Simulate a complete training dataset, which may be representative of various applications. Several flexible arguments allow adjustment of the range of observed days, the distribution and the mean of Output values, as well as the ratio of missing data.

Usage

simu_db(
  start_date = "2022-01-01",
  end_date = "2023-01-01",
  by = "day",
  output_distrib = "Gaussian",
  ratio_missing = 0.5,
  mean = 50,
  var = 10,
  range_unif = c(0, 100)
)

Arguments

start_date

A date, indicating the starting time of observations. Default is '2022-01-01'.

end_date

A date, indicating the ending time of observations. Default is '2023-01-01'.

by

A number or a character string, indicating the reference time time period between two observations.

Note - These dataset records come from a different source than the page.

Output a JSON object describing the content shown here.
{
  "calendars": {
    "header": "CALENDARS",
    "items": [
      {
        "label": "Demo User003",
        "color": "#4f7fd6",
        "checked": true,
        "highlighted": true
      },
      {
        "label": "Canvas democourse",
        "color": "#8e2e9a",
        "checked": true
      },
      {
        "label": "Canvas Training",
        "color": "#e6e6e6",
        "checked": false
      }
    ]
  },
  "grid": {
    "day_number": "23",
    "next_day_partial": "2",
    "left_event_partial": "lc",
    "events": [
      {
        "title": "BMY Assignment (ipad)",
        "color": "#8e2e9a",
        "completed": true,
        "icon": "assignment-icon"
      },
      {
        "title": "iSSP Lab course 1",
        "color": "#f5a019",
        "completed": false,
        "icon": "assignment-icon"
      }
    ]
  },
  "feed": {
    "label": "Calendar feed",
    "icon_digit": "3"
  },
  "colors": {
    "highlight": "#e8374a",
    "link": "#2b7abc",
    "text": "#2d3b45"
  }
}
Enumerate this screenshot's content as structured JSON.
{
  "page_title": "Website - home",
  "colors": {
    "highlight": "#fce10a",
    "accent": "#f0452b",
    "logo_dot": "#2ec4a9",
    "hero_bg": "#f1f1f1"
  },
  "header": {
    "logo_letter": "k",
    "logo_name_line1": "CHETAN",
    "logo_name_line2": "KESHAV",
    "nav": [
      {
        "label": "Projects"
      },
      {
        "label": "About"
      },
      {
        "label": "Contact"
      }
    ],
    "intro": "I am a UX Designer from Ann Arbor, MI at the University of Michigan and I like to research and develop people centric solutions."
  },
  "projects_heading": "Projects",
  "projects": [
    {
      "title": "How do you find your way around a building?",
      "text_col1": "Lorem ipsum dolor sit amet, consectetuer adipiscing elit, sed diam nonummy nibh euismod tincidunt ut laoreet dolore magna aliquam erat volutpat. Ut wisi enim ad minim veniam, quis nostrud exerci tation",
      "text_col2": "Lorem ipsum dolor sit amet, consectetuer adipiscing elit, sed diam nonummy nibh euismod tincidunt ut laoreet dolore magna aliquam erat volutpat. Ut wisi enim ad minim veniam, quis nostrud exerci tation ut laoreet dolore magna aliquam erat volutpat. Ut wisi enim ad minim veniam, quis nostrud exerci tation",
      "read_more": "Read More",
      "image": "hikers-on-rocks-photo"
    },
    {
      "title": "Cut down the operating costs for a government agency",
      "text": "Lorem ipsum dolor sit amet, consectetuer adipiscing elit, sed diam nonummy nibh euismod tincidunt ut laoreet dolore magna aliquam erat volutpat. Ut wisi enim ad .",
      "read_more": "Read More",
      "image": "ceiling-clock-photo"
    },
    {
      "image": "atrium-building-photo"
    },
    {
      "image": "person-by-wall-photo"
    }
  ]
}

Possible values are 'day', 'week', 'month', 'year', or any arbitrary number. See documentation of the 'seq()' for additional information if necessary. Default is 'day'.

output_distrib

A character string, indicating the distribution of Output values. Possible values: 'Gaussian' (default), 'Uniform'.

ratio_missing

A number, between 0 and 1, indicating the ratio of missing values in the dataset. Default is 0.5.

mean

A number, indicating the mean value of the Gaussian distribution. Default is 50.

var

A number, indicating the variance of the Gaussian distribution. Default is 10.

range_unif

A vector, indicating the range of values for the Uniform distribution. Default is c(0,100).

Value

A full dataset of synthetic data.

Examples


## Generate a dataset with Gaussian measurements
data = simu_db(output_distrib = 'Gaussian')

## Generate a dataset with Uniform measurements and 30% of missing data.
data = simu_db(output_distrib = 'Uniform', ratio_missing = 0.3)